Все шарахнулись в стороны. Манекенщицы, очевидно, не знали, что за ношу они несут - они первые громко завизжали и отпрянули, повалившись на фальшивых эсэсовцев. Один Дельфинов бросился к холстине, на которой с внутренней стороны оказался нарисован какой-то пейзаж, замаранный кровью, и заорал:

- Моя картина!

Он развернулся и налетел на Орла с визгом: "Это ты нас сдал, козел!" Вспомнив свою боксерскую юность, Дельфинов нокаутировал генерала точным ударом, и массивное тело Орла повалилось, с грохотом опрокинув один из столов. Все, что стояло на столе, полетело на пол, под ноги бросившихся вперед людей Долинова. Дельфинов, оказавшись на генерале, вцепился ему в горло. Орел, хоть и оглушенный, сопротивлялся. Кто-то пытался оттащить от него алюминиевого босса, двое быков, ещё сохранивших золотые цепи как знаки различия, наоборот, поспешили на подмогу своему шефу. Все в кабинете смешалось в одну кучу. Одни пытались уберечься и сталкивались с теми, кто стремился им навстречу; люди скользили в пузырящихся лужах шипучки и спотыкались о раскатившиеся по всему полу круглые окровавленные предметы. Прибежавшие на шум курбатовцы открыли яростную пальбу по окнам и потолку. Я схватил Анжелу в охапку и прижал к стене, стараясь защитить её от осколков стекла, штукатурки и летевших со всех сторон горячих гильз.

Наконец, свара кое-как утихла. Дельфинова оттащили от Орла, и тот встал на ноги. Его лицо налилось кровью, говорить он не мог - только хрипел. Пурапутин метался между ними, хватал за рукава, капризным тоном уговаривал: "Господа, господа, спокойно!" Анжела шагнула к единственному уцелевшему столу, рухнула в кресло самого спикера, уткнула голову в сложенные на столешнице руки, и её лопатки затряслись, едва не прорывая замызганную, заляпанную ткань плаща.

Над Анжелой склонился отец Вассиан - круглолицый, румяненький, с прилизанными волосами, вполне благодушный - и принялся её утешать:

- Крепитесь, дочь моя, Господь с нами, Господь хранит своих чад...

- Шли бы вы к черту, батюшка, - прошипел я сквозь зубы, грудью ооталкивая его в сторону. - Утешайте тех, кто с вашего благословения мертвые по канавам валяются!

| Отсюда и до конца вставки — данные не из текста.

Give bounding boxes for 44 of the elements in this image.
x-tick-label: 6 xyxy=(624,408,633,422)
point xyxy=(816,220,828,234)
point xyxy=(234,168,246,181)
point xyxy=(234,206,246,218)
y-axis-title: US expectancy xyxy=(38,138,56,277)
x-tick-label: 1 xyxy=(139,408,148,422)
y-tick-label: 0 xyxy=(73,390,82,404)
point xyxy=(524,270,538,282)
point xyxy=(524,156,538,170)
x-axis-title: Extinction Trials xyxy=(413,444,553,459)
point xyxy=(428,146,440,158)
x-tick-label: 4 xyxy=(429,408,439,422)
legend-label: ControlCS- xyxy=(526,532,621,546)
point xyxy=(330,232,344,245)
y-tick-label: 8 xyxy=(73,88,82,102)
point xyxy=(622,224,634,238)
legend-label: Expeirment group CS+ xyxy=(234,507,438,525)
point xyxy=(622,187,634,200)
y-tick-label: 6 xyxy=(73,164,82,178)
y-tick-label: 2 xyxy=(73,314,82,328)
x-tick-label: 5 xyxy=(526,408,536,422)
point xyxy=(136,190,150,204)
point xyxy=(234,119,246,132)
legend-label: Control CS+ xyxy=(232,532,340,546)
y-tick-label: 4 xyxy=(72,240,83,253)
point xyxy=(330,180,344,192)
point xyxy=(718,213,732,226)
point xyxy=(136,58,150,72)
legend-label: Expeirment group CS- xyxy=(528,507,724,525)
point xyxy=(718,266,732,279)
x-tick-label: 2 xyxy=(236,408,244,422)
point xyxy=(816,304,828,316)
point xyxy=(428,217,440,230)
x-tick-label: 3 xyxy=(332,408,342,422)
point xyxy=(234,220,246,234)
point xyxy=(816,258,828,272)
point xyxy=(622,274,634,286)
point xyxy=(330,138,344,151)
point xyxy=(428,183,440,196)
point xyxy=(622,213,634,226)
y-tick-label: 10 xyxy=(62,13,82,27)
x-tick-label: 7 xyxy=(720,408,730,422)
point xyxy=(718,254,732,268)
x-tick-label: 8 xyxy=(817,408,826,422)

- Поднять руку на поганого басурмана - не грех, не грех, а правое дело... - забормотал он, отшатнувшись от меня, но продолжая умильно улыбаться.

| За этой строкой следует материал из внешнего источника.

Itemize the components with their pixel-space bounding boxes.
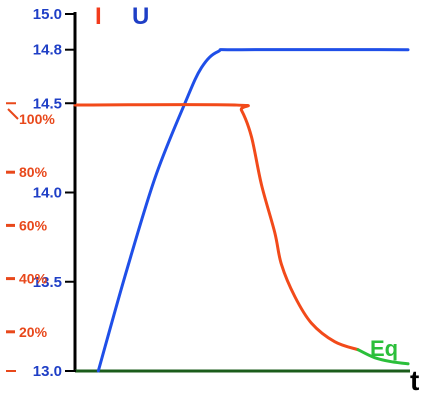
eq-label: Eq xyxy=(370,336,398,361)
current-tick-mark xyxy=(7,108,19,120)
voltage-tick-label: 14.8 xyxy=(33,42,62,59)
voltage-tick-label: 13.5 xyxy=(33,274,62,291)
voltage-tick-label: 13.0 xyxy=(33,363,62,380)
series-line-eq xyxy=(356,348,410,366)
series-group xyxy=(73,48,410,373)
voltage-axis-name: U xyxy=(132,3,149,30)
tick-group: 15.0 14.8 14.5 14.0 13.5 13.0 100% 80% 60% 40% 20% xyxy=(6,6,76,380)
time-axis-label: t xyxy=(410,365,419,396)
voltage-tick-label: 14.0 xyxy=(33,185,62,202)
axes xyxy=(73,12,410,373)
current-tick-label: 40% xyxy=(19,271,48,287)
current-axis-name: I xyxy=(95,3,102,30)
current-tick-label: 20% xyxy=(19,324,48,340)
voltage-tick-label: 14.5 xyxy=(33,95,62,112)
series-line-u xyxy=(96,48,410,373)
current-tick-label: 80% xyxy=(19,164,48,180)
voltage-tick-label: 15.0 xyxy=(33,6,62,23)
current-tick-label: 60% xyxy=(19,217,48,233)
series-line-i xyxy=(73,103,360,352)
current-tick-label: 100% xyxy=(19,111,55,127)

- Так, - зловеще сказал Долинов, единственный сохранивший спокойствие в этом бедламе, - больше никто вякать не будет? - и тут же забыл о своем нордическом имидже, взорвался, заорал, - Вы у меня грязь с ботинок слизывать будете, бакланы! Захотели без Долинова обойтись?! Ну как, получилось?! Сидите по уши в дерьме?! Да я ж вас выручать пришел, придурки! Чего не радуетесь?! Где твои орлы, Орел?! Нету! Все у меня! Съели?! Доперло?!

Дельфинов визгливо закричал генералу Грыхенко, торопясь, пока ему не заткнули рот, сбиваясь и путаясь в словах:

- Петр Терентьевич, и вы ему поверили?! Он провокатор в натуре! Он на Лубянку работает! Он всех нас заложил и повязал! У него команда - гэбэшные киллеры! Он нас конкретно засветит и под волыны подставит! И этот... этот... Мамонтенок, он у них под колпаком давно!

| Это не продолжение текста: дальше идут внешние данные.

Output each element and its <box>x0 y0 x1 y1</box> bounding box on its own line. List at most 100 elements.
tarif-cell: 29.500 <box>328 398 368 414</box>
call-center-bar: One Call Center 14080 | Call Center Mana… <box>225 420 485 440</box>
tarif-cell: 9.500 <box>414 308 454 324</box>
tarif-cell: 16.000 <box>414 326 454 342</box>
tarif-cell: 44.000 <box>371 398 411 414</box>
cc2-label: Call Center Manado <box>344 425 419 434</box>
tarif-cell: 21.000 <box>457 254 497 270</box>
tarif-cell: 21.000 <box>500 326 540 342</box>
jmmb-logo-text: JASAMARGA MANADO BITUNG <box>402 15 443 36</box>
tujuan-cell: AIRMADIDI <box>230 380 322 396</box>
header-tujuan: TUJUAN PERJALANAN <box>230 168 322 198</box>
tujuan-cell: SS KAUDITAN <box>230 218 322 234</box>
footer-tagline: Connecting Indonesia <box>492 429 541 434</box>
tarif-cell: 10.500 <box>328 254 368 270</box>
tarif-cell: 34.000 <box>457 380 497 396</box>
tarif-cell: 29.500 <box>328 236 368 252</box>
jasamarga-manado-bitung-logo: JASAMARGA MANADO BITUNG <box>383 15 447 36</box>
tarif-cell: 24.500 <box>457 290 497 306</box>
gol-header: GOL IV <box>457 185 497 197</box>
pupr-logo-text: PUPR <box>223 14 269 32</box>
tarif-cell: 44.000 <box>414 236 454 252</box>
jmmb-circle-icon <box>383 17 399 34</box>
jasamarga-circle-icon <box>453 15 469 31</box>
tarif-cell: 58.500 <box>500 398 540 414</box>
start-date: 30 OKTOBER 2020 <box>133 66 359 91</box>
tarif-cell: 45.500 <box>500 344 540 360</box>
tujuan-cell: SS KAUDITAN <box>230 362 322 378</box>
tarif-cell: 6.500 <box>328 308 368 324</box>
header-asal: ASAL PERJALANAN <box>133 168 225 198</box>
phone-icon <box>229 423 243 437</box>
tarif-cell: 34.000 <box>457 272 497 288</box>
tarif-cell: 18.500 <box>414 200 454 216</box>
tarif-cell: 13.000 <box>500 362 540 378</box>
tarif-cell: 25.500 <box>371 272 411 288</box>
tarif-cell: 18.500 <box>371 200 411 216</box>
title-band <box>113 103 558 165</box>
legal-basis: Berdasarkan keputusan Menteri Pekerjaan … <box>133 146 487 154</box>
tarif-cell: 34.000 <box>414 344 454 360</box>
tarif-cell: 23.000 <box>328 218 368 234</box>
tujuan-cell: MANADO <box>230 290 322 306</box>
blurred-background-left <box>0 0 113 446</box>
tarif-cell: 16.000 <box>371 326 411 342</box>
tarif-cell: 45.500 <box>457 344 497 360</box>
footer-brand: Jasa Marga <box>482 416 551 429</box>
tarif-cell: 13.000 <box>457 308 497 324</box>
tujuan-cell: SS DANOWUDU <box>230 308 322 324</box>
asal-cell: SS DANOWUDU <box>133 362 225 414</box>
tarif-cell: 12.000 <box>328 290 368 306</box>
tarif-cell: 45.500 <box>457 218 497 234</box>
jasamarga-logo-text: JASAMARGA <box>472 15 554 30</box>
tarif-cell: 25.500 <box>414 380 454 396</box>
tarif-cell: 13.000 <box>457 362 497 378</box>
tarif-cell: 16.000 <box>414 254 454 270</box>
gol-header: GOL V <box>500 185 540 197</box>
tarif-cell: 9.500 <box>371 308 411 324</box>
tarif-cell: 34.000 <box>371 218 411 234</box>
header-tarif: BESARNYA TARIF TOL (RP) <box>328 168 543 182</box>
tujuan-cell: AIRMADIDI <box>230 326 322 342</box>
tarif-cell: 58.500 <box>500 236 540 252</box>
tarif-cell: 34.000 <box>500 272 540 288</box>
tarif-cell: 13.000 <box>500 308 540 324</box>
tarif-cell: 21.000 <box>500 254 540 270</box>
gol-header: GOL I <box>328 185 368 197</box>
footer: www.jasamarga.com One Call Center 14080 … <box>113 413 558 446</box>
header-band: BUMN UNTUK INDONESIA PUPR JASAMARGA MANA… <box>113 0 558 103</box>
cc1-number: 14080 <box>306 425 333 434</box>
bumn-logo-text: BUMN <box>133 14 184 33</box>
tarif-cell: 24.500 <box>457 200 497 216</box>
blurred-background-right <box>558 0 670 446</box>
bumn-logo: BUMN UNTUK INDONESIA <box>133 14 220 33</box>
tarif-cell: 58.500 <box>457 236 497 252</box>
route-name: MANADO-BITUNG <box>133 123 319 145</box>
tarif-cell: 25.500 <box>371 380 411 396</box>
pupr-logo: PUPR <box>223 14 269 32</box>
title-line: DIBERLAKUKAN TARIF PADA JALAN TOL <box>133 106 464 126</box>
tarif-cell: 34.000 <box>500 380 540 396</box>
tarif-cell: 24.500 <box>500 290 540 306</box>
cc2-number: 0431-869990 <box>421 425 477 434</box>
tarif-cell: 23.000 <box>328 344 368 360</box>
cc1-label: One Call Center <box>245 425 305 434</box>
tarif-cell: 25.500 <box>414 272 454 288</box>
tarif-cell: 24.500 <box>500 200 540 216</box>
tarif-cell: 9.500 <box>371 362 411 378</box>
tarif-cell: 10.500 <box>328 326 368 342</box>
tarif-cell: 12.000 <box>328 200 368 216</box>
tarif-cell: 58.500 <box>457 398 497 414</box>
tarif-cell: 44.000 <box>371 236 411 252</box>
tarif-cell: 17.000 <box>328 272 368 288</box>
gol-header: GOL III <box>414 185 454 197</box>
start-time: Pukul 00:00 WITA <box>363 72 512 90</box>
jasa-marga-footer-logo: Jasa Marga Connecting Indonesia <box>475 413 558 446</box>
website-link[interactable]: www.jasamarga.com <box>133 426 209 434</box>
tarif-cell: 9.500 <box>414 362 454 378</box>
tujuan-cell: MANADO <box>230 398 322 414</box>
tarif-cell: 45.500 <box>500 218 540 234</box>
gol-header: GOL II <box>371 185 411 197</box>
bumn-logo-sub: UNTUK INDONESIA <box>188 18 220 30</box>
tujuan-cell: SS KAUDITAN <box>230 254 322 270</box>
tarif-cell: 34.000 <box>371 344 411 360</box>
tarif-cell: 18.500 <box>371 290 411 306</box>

Мамонтенок-Дима шагнул к нему, хрустя по осколкам бутылок: "Щас ты у меня свой язык схаваешь!" Грыхенко молчал. Долинов же оттеснил Мамонтенка и проорал Дельфинову прямо в лицо:

- Молчи, козел позорный! Ты у меня вот где! - и он сунул под нос Дельфинову кулак. - Ты - никто! Где твоя братва?! Где комбинат?! Одни счета в швейцарских банках остались! Но их мы из тебя вытрясем! Забыл Тугрика?! Хочешь как его - в кислоте утопим?! Или пираньям тебя скормить?!

Дельфинов тяжело дышал, дергался между заломившими ему руки боевиками, яростно вращал глазами.

Долинов после напряженной паузы сказал:

- Ладно, кореш, с тобой мы ещё побазарим. А вот лоходромы твои мне глаза мозолят, - и он даже ничего не приказал, только показал пальцем на обоих шкафов, и их тут же окружили, скрутили, поволокли в коридор. Один из них вывернул голову к своему конвоиру - точно такому же быку, только с курбатовской повязкой на локте, и завопил:

- Толян, падла! Ссучился, да?! Да мы ж с тобой... вместе... вчера еще... А кого я из-под ментовских пуль вытащил?! Ты гондон, Толян! Я тебя с того света достану!!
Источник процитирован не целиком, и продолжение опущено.